The driver in the second van got out, his hand sliding inside the waistband of his shorts, as if he were reaching for a gun. He resembled the others: a navy, parrot-strewn Hawaiian shirt, nondescript eyes, buzz haircut, athletic physique. The breeze lifted the edge of his shirt, and Sabine saw a belt holster. He grabbed a man in a red floral shirt. “What the hell are you doing?” he yelled. He didn’t get an answer and flung the man away. Muttering to himself, he strode past the Audi and glanced through the passenger window. His eyebrows slanted together and he stumbled back, his sunburn turning a deep purple-red. A pulse beat in his neck as he walked around the Audi’s blood-streaked hood, then his gaze passed over the bodies in the driveway. His eyes hardened as he looked at Sabine.
“What happened to these people?” he called. He reached into his belt holster and pulled out a gun.

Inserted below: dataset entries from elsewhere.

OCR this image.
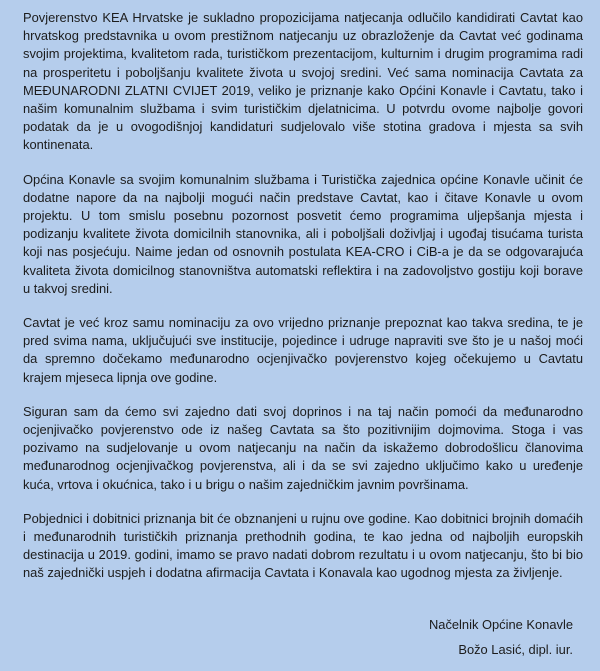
Povjerenstvo KEA Hrvatske je sukladno propozicijama natjecanja odlučilo kandidirati Cavtat kao hrvatskog predstavnika u ovom prestižnom natjecanju uz obrazloženje da Cavtat već godinama svojim projektima, kvalitetom rada, turističkom prezentacijom, kulturnim i drugim programima radi na prosperitetu i poboljšanju kvalitete života u svojoj sredini. Već sama nominacija Cavtata za MEĐUNARODNI ZLATNI CVIJET 2019, veliko je priznanje kako Općini Konavle i Cavtatu, tako i našim komunalnim službama i svim turističkim djelatnicima. U potvrdu ovome najbolje govori podatak da je u ovogodišnjoj kandidaturi sudjelovalo više stotina gradova i mjesta sa svih kontinenata.

Općina Konavle sa svojim komunalnim službama i Turistička zajednica općine Konavle učinit će dodatne napore da na najbolji mogući način predstave Cavtat, kao i čitave Konavle u ovom projektu. U tom smislu posebnu pozornost posvetit ćemo programima uljepšanja mjesta i podizanju kvalitete života domicilnih stanovnika, ali i poboljšali doživljaj i ugođaj tisućama turista koji nas posjećuju. Naime jedan od osnovnih postulata KEA-CRO i CiB-a je da se odgovarajuća kvaliteta života domicilnog stanovništva automatski reflektira i na zadovoljstvo gostiju koji borave u takvoj sredini.

Cavtat je već kroz samu nominaciju za ovo vrijedno priznanje prepoznat kao takva sredina, te je pred svima nama, uključujući sve institucije, pojedince i udruge napraviti sve što je u našoj moći da spremno dočekamo međunarodno ocjenjivačko povjerenstvo kojeg očekujemo u Cavtatu krajem mjeseca lipnja ove godine.

Siguran sam da ćemo svi zajedno dati svoj doprinos i na taj način pomoći da međunarodno ocjenjivačko povjerenstvo ode iz našeg Cavtata sa što pozitivnijim dojmovima. Stoga i vas pozivamo na sudjelovanje u ovom natjecanju na način da iskažemo dobrodošlicu članovima međunarodnog ocjenjivačkog povjerenstva, ali i da se svi zajedno uključimo kako u uređenje kuća, vrtova i okućnica, tako i u brigu o našim zajedničkim javnim površinama.

Pobjednici i dobitnici priznanja bit će obznanjeni u rujnu ove godine. Kao dobitnici brojnih domaćih i međunarodnih turističkih priznanja prethodnih godina, te kao jedna od najboljih europskih destinacija u 2019. godini, imamo se pravo nadati dobrom rezultatu i u ovom natjecanju, što bi bio naš zajednički uspjeh i dodatna afirmacija Cavtata i Konavala kao ugodnog mjesta za življenje.

Načelnik Općine Konavle

Božo Lasić, dipl. iur.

Sabine hit him with an aggressive wallop. He dropped to his knees, and his mouth opened wide. His expression resembled the screaming man in Edvard Munch’s painting. He coughed. Blood dribbled over his lips, then he coughed again, and a bright red gash spurted into the air. Another burst came out of his mouth. He hit the ground, and a dark puddle spread out him.
Sabine caught her breath. She’d aimed for his lungs, but she’d struck the aorta. And she’d failed to keep projecting imaginary wasps. The other men in Hawaiian shirts were starting to calm down, muttering to each other. Their broad As and dropped Rs reminded Sabine of her old Harvard professor.